La Statistique générale de la France de 1840 recense 130 000 enfants de moins de 13 ans dans les ateliers de plus de dix salariés, 20 % des mineurs de Carmaux sont des enfants en 1850[9] et vers 1840, les enfants forment 12 % des ouvriers de l’industrie. Les accidents dans les usines, les éboulements et les explosions dans les mines causent de nombreux blessés et morts et attirent l’attention du public.

Les premiers rapports émanent de médecins, d’inspecteurs ou d’élus décrivant les accidents et les conditions de travail des enfants. De même, les œuvres de Charles Dickens puis de Victor Hugo, d'Émile Zola ont un certain retentissement ; le travail des enfants est utilisé pour dénoncer l’exploitation de la classe ouvrière. Une partie des industriels réplique que la petite taille des enfants leur permet d’effectuer certaines tâches impossibles aux adultes et que l’emploi d’enfants leur évite de devenir des vagabonds, contribue ainsi à la paix sociale et aide les familles pauvres.

1.3 Luttes contre le travail des enfants[modifier | modifier le wikicode]

Deux filles arborant des slogans « Abolish child slavery » (« Abolissez l’esclavage des enfants »), en anglais et en yiddish, pendant la labor parade à New York le 1er mai 1909.

La revendication de l'interdiction du travail des enfants en dessous d'un certain âge a fait partie des premières luttes du mouvement ouvrier. La question du travail des femmes est alors souvent mêlée à celle du travail des enfants dans les débats, ce qui dénote une vision très paternaliste au sujet des femmes, qu'il faudrait protéger.

La réglementation puis l’abolition du travail des enfants en Europe et en Amérique du Nord prend plus d’un siècle[10].

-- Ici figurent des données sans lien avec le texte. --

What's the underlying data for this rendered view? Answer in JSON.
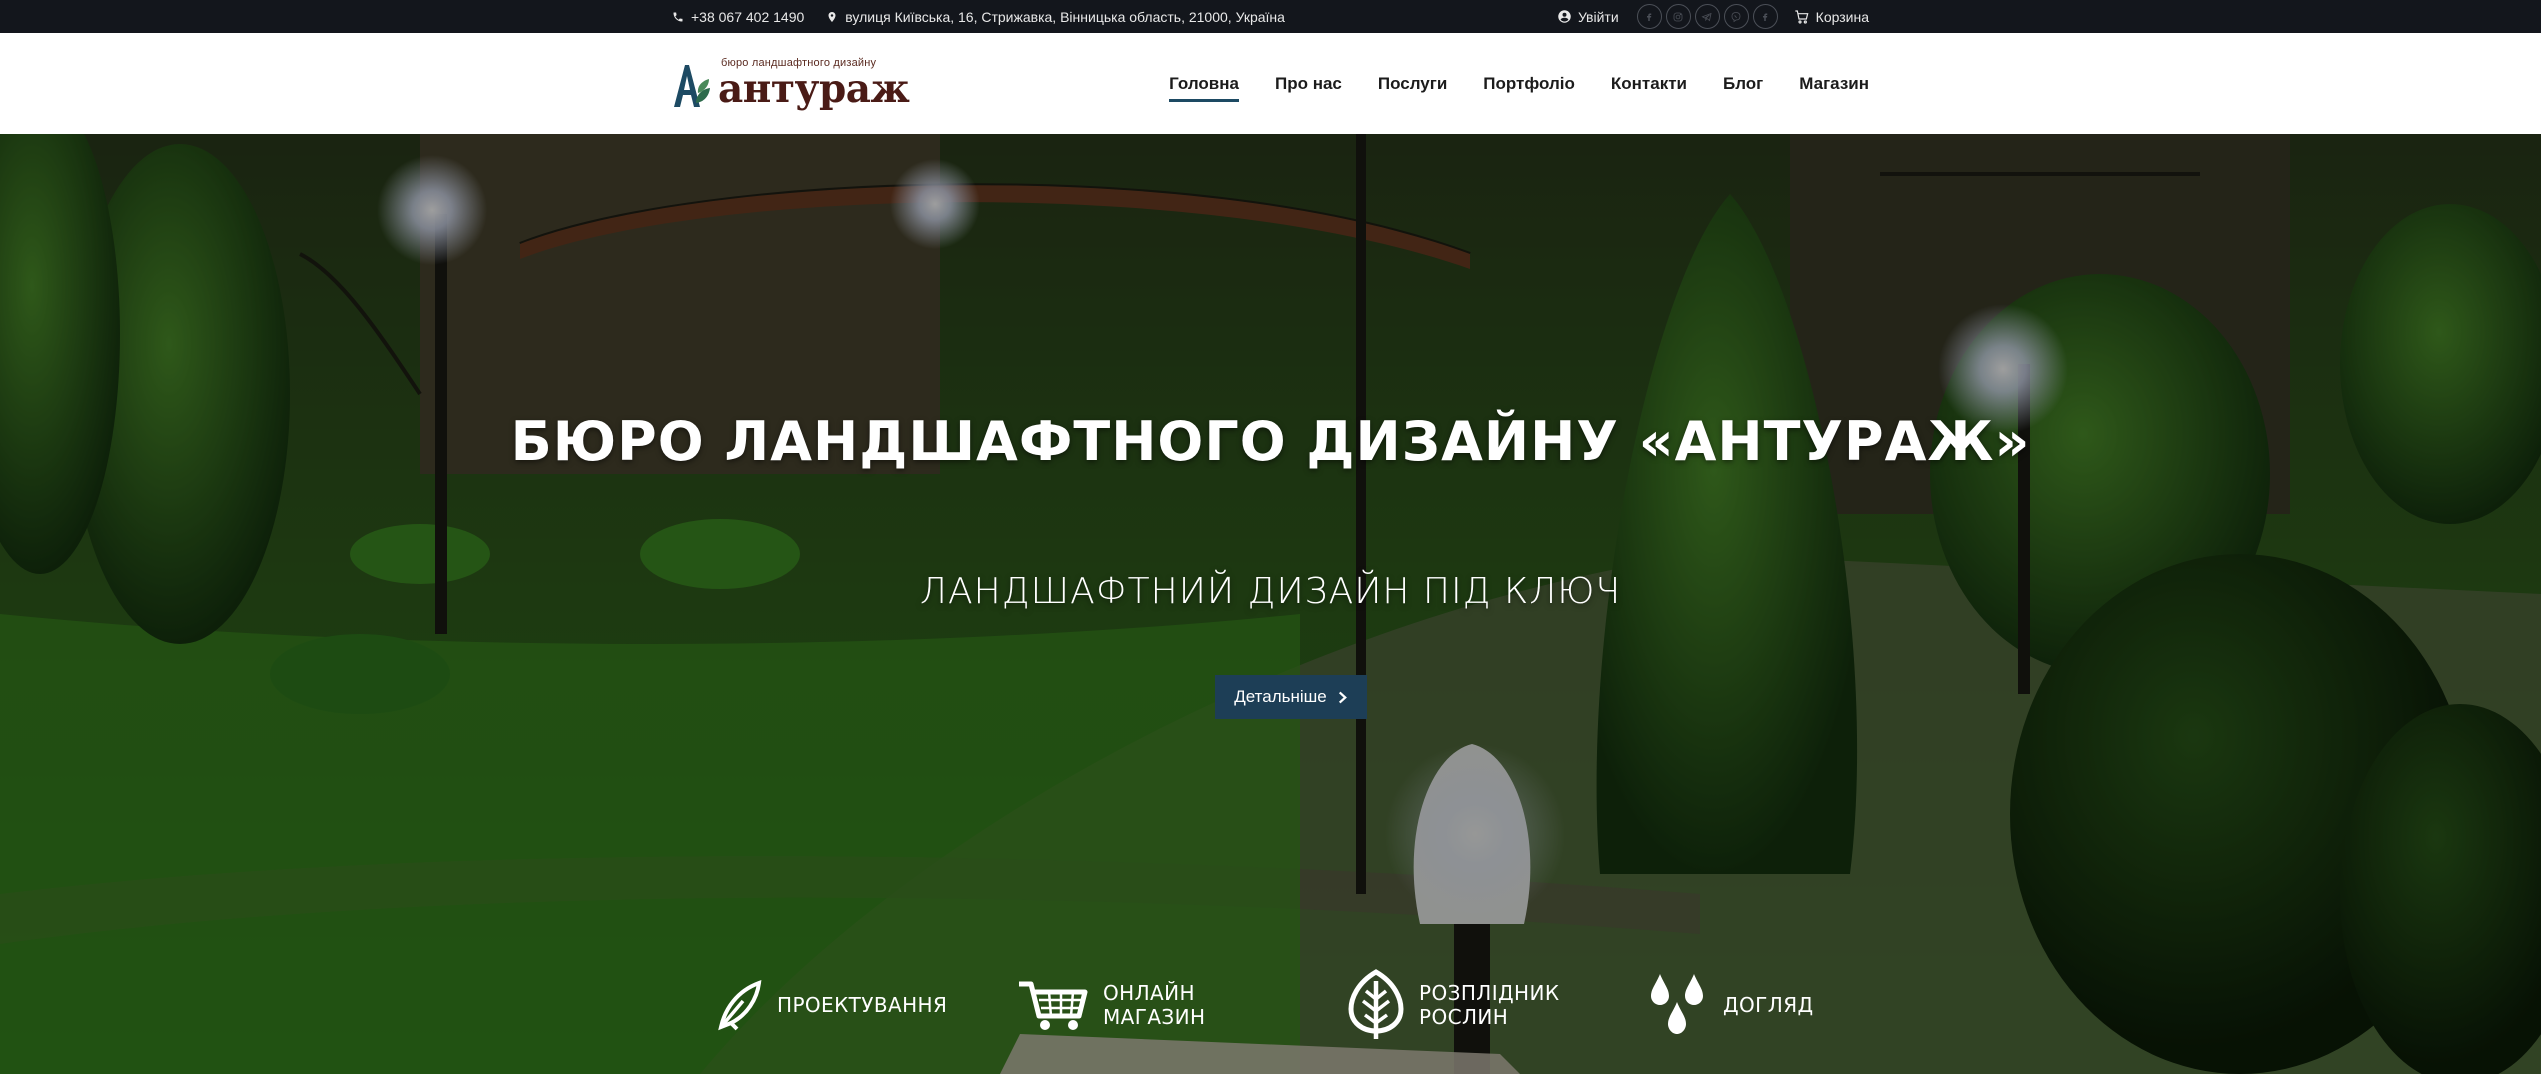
{
  "topbar": {
    "phone": "+38 067 402 1490",
    "address": "вулиця Київська, 16, Стрижавка, Вінницька область, 21000, Україна",
    "login": "Увійти",
    "cart": "Корзина",
    "socials": [
      "facebook-icon",
      "instagram-icon",
      "telegram-icon",
      "viber-icon",
      "facebook-icon"
    ]
  },
  "logo": {
    "subtitle": "бюро ландшафтного дизайну",
    "name": "антураж"
  },
  "nav": {
    "items": [
      "Головна",
      "Про нас",
      "Послуги",
      "Портфоліо",
      "Контакти",
      "Блог",
      "Магазин"
    ],
    "active": "Головна"
  },
  "hero": {
    "title": "БЮРО ЛАНДШАФТНОГО ДИЗАЙНУ «АНТУРАЖ»",
    "subtitle": "ЛАНДШАФТНИЙ ДИЗАЙН ПІД КЛЮЧ",
    "button": "Детальніше"
  },
  "features": [
    {
      "line1": "ПРОЕКТУВАННЯ",
      "line2": "",
      "icon": "pen-leaf-icon"
    },
    {
      "line1": "ОНЛАЙН",
      "line2": "МАГАЗИН",
      "icon": "cart-icon"
    },
    {
      "line1": "РОЗПЛІДНИК",
      "line2": "РОСЛИН",
      "icon": "leaf-icon"
    },
    {
      "line1": "ДОГЛЯД",
      "line2": "",
      "icon": "water-drops-icon"
    }
  ],
  "colors": {
    "topbar_bg": "#13161c",
    "accent": "#1d3e56",
    "logo_brown": "#4a1b16",
    "logo_teal": "#1d4a63"
  }
}
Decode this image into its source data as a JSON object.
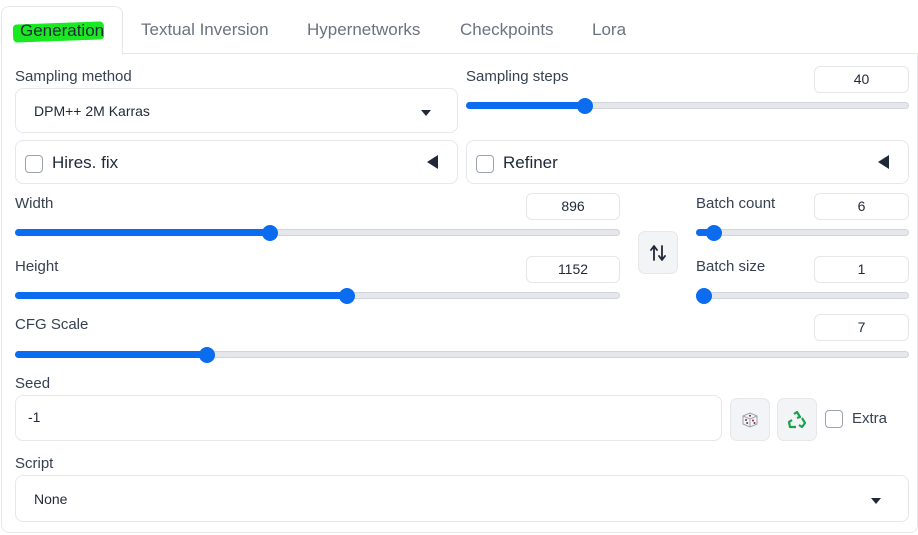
{
  "tabs": [
    {
      "label": "Generation",
      "active": true
    },
    {
      "label": "Textual Inversion"
    },
    {
      "label": "Hypernetworks"
    },
    {
      "label": "Checkpoints"
    },
    {
      "label": "Lora"
    }
  ],
  "sampling_method": {
    "label": "Sampling method",
    "value": "DPM++ 2M Karras"
  },
  "sampling_steps": {
    "label": "Sampling steps",
    "value": "40",
    "level_fraction": 0.26
  },
  "hires_fix": {
    "label": "Hires. fix",
    "checked": false
  },
  "refiner": {
    "label": "Refiner",
    "checked": false
  },
  "width": {
    "label": "Width",
    "value": "896",
    "level_fraction": 0.42
  },
  "height": {
    "label": "Height",
    "value": "1152",
    "level_fraction": 0.55
  },
  "batch_count": {
    "label": "Batch count",
    "value": "6",
    "level_fraction": 0.05
  },
  "batch_size": {
    "label": "Batch size",
    "value": "1",
    "level_fraction": 0.0
  },
  "cfg_scale": {
    "label": "CFG Scale",
    "value": "7",
    "level_fraction": 0.21
  },
  "seed": {
    "label": "Seed",
    "value": "-1",
    "extra_label": "Extra",
    "extra_checked": false
  },
  "script": {
    "label": "Script",
    "value": "None"
  },
  "icons": {
    "swap": "swap-dimensions-icon",
    "dice": "dice-icon",
    "recycle": "recycle-icon"
  },
  "colors": {
    "accent": "#0b6cf0",
    "highlight": "#00e60a"
  }
}
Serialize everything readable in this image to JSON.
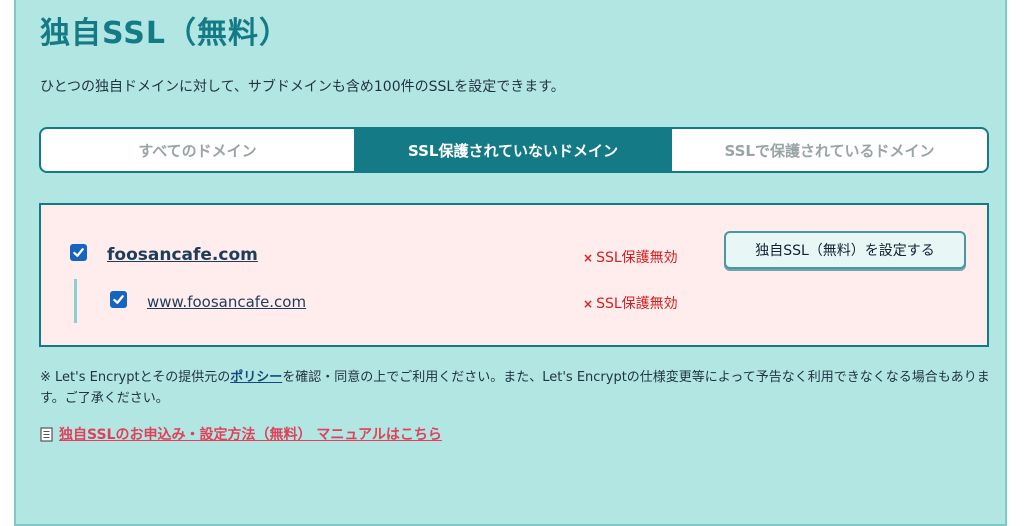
{
  "page": {
    "title": "独自SSL（無料）",
    "description": "ひとつの独自ドメインに対して、サブドメインも含め100件のSSLを設定できます。"
  },
  "tabs": [
    {
      "label": "すべてのドメイン",
      "active": false
    },
    {
      "label": "SSL保護されていないドメイン",
      "active": true
    },
    {
      "label": "SSLで保護されているドメイン",
      "active": false
    }
  ],
  "domains": {
    "primary": {
      "name": "foosancafe.com",
      "checked": true,
      "status": "SSL保護無効",
      "status_mark": "×"
    },
    "sub": {
      "name": "www.foosancafe.com",
      "checked": true,
      "status": "SSL保護無効",
      "status_mark": "×"
    },
    "action_label": "独自SSL（無料）を設定する"
  },
  "notice": {
    "prefix": "※ Let's Encryptとその提供元の",
    "link": "ポリシー",
    "suffix": "を確認・同意の上でご利用ください。また、Let's Encryptの仕様変更等によって予告なく利用できなくなる場合もあります。ご了承ください。"
  },
  "manual": {
    "icon": "document-icon",
    "label": "独自SSLのお申込み・設定方法（無料） マニュアルはこちら"
  },
  "colors": {
    "panel_bg": "#b2e6e2",
    "accent": "#137a86",
    "error": "#d42020",
    "link_pink": "#e0405a",
    "checkbox": "#1565c0"
  }
}
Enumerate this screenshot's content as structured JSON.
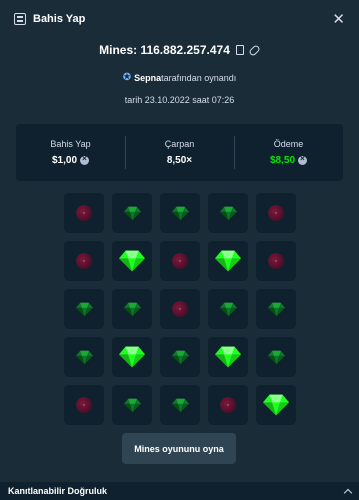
{
  "header": {
    "title": "Bahis Yap",
    "close_icon": "close-icon"
  },
  "mines_id": {
    "label": "Mines: 116.882.257.474",
    "copy_icon": "copy-icon",
    "link_icon": "link-icon"
  },
  "played_by": {
    "user": "Sepna",
    "suffix": "tarafından oynandı",
    "icon": "star-icon"
  },
  "date_text": "tarih 23.10.2022 saat 07:26",
  "stats": {
    "bet_label": "Bahis Yap",
    "bet_value": "$1,00",
    "multiplier_label": "Çarpan",
    "multiplier_value": "8,50×",
    "payout_label": "Ödeme",
    "payout_value": "$8,50"
  },
  "grid": [
    [
      "mine",
      "gem",
      "gem",
      "gem",
      "mine"
    ],
    [
      "mine",
      "gem-picked",
      "mine",
      "gem-picked",
      "mine"
    ],
    [
      "gem",
      "gem",
      "mine",
      "gem",
      "gem"
    ],
    [
      "gem",
      "gem-picked",
      "gem",
      "gem-picked",
      "gem"
    ],
    [
      "mine",
      "gem",
      "gem",
      "mine",
      "gem-picked"
    ]
  ],
  "play_button_label": "Mines oyununu oyna",
  "footer": {
    "label": "Kanıtlanabilir Doğruluk",
    "icon": "chevron-up-icon"
  },
  "colors": {
    "background": "#1a2c38",
    "panel": "#0f212e",
    "win": "#00e701",
    "gem_picked": "#1fff20",
    "gem": "#0b7a22",
    "mine": "#4a0f26"
  }
}
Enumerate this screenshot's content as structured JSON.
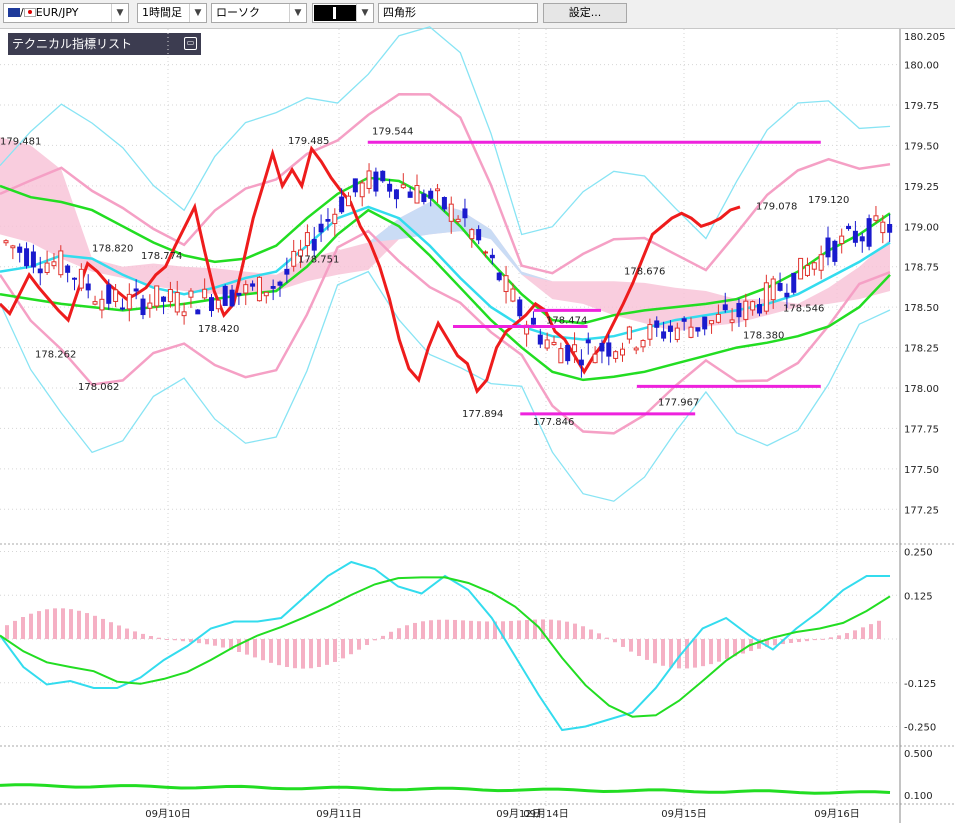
{
  "toolbar": {
    "symbol": "EUR/JPY",
    "symbol_prefix": "/",
    "timeframe": "1時間足",
    "chart_style": "ローソク",
    "shape_tool": "四角形",
    "settings_label": "設定..."
  },
  "indicator_panel": {
    "title": "テクニカル指標リスト"
  },
  "colors": {
    "bull_candle": "#e0322d",
    "bear_candle": "#1a1acd",
    "red_line": "#ee1c1c",
    "green_line": "#22dd22",
    "cyan_line": "#33dcee",
    "bollinger_outer": "#88e4f4",
    "bollinger_inner": "#f5a0c5",
    "cloud_bull": "#f7c0d6",
    "cloud_bear": "#c4def7",
    "magenta": "#ee22dd",
    "histogram": "#f5b0c4"
  },
  "chart_data": [
    {
      "type": "candlestick",
      "ylim": [
        177.06,
        180.22
      ],
      "yticks": [
        "180.00",
        "179.75",
        "179.50",
        "179.25",
        "179.00",
        "178.75",
        "178.50",
        "178.25",
        "178.00",
        "177.75",
        "177.50",
        "177.25"
      ],
      "top_label": "180.205",
      "x_labels": [
        "09月10日",
        "09月11日",
        "09月12日",
        "09月14日",
        "09月15日",
        "09月16日"
      ],
      "annotations": [
        {
          "text": "179.481",
          "value": 179.481
        },
        {
          "text": "178.820",
          "value": 178.82
        },
        {
          "text": "178.774",
          "value": 178.774
        },
        {
          "text": "178.262",
          "value": 178.262
        },
        {
          "text": "178.062",
          "value": 178.062
        },
        {
          "text": "178.420",
          "value": 178.42
        },
        {
          "text": "179.485",
          "value": 179.485
        },
        {
          "text": "178.751",
          "value": 178.751
        },
        {
          "text": "179.544",
          "value": 179.544
        },
        {
          "text": "177.894",
          "value": 177.894
        },
        {
          "text": "177.846",
          "value": 177.846
        },
        {
          "text": "178.474",
          "value": 178.474
        },
        {
          "text": "178.676",
          "value": 178.676
        },
        {
          "text": "177.967",
          "value": 177.967
        },
        {
          "text": "178.380",
          "value": 178.38
        },
        {
          "text": "179.078",
          "value": 179.078
        },
        {
          "text": "179.120",
          "value": 179.12
        },
        {
          "text": "178.546",
          "value": 178.546
        }
      ],
      "horizontal_levels": [
        {
          "value": 179.52,
          "from": 0.41,
          "to": 0.915
        },
        {
          "value": 178.38,
          "from": 0.505,
          "to": 0.655
        },
        {
          "value": 178.48,
          "from": 0.595,
          "to": 0.67
        },
        {
          "value": 178.01,
          "from": 0.71,
          "to": 0.915
        },
        {
          "value": 177.84,
          "from": 0.58,
          "to": 0.775
        }
      ],
      "series": [
        {
          "name": "",
          "values": [
            178.52,
            178.46,
            178.58,
            178.7,
            178.62,
            178.55,
            178.48,
            178.42,
            178.6,
            178.77,
            178.72,
            178.65,
            178.6,
            178.55,
            178.58,
            178.62,
            178.7,
            178.75,
            178.88,
            179.0,
            179.12,
            178.85,
            178.6,
            178.45,
            178.52,
            178.78,
            179.05,
            179.25,
            179.45,
            179.25,
            179.35,
            179.25,
            179.48,
            179.4,
            179.3,
            179.22,
            179.15,
            179.0,
            178.9,
            178.75,
            178.55,
            178.3,
            178.12,
            178.05,
            178.25,
            178.4,
            178.3,
            178.2,
            178.15,
            177.98,
            178.05,
            178.25,
            178.35,
            178.4,
            178.45,
            178.52,
            178.48,
            178.35,
            178.3,
            178.2,
            178.1,
            178.2,
            178.28,
            178.4,
            178.52,
            178.65,
            178.8,
            178.95,
            179.0,
            179.05,
            179.08,
            179.05,
            179.0,
            179.02,
            179.05,
            179.1,
            179.12
          ]
        }
      ]
    },
    {
      "type": "line",
      "ylim": [
        -0.3,
        0.26
      ],
      "yticks": [
        "0.250",
        "0.125",
        "-0.125",
        "-0.250"
      ],
      "series": [
        {
          "name": "",
          "values": [
            0.01,
            -0.08,
            -0.13,
            -0.12,
            -0.14,
            -0.14,
            -0.11,
            -0.06,
            -0.02,
            0.03,
            0.05,
            0.05,
            0.06,
            0.12,
            0.18,
            0.22,
            0.2,
            0.15,
            0.13,
            0.18,
            0.14,
            0.06,
            -0.05,
            -0.16,
            -0.26,
            -0.25,
            -0.23,
            -0.21,
            -0.14,
            -0.05,
            0.03,
            0.06,
            0.01,
            -0.03,
            0.03,
            0.08,
            0.14,
            0.18,
            0.18
          ]
        }
      ]
    },
    {
      "type": "line",
      "ylim": [
        0.05,
        0.55
      ],
      "yticks": [
        "0.500",
        "0.100"
      ]
    }
  ]
}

En Angleterre, le Factory Act de 1833 interdit, dans l’industrie textile, le travail des enfants de moins de 9 ans, et limite le temps de travail journalier en fonction de l’âge (10 heures pour les enfants de 9 à 14 ans, 12 heures pour ceux entre 14 et 18 ans) ; cette loi n’est élargie à l’ensemble des activités qu’en 1853[11]. En France, le docteur Villermé publie son Tableau de l’état physique et moral des ouvriers, tableau horrifiant des conditions de travail des enfants, tandis que le mathématicien Dupin écrit Du travail des enfants qu’emploient les ateliers, les usines et les manufactures en 1840, ce qui mène à la loi du 21 mars 1841 portant l’âge minimum à 8 ans et limitant le travail de nuit. La durée de travail est aussi réglementée et la scolarisation obligatoire jusqu’à 12 ans mais ces mesures n’ont que peu d’effet[12], Louis Villermé dénonçant des industriels qui cachent les enfants lors d’inspections. En 1874, une nouvelle loi limite l’emploi avant 12 ans. Aux États-Unis, certains états industriels comme le Connecticut ou le Massachusetts limitent la durée de travail à dix heures quotidiennes en 1843.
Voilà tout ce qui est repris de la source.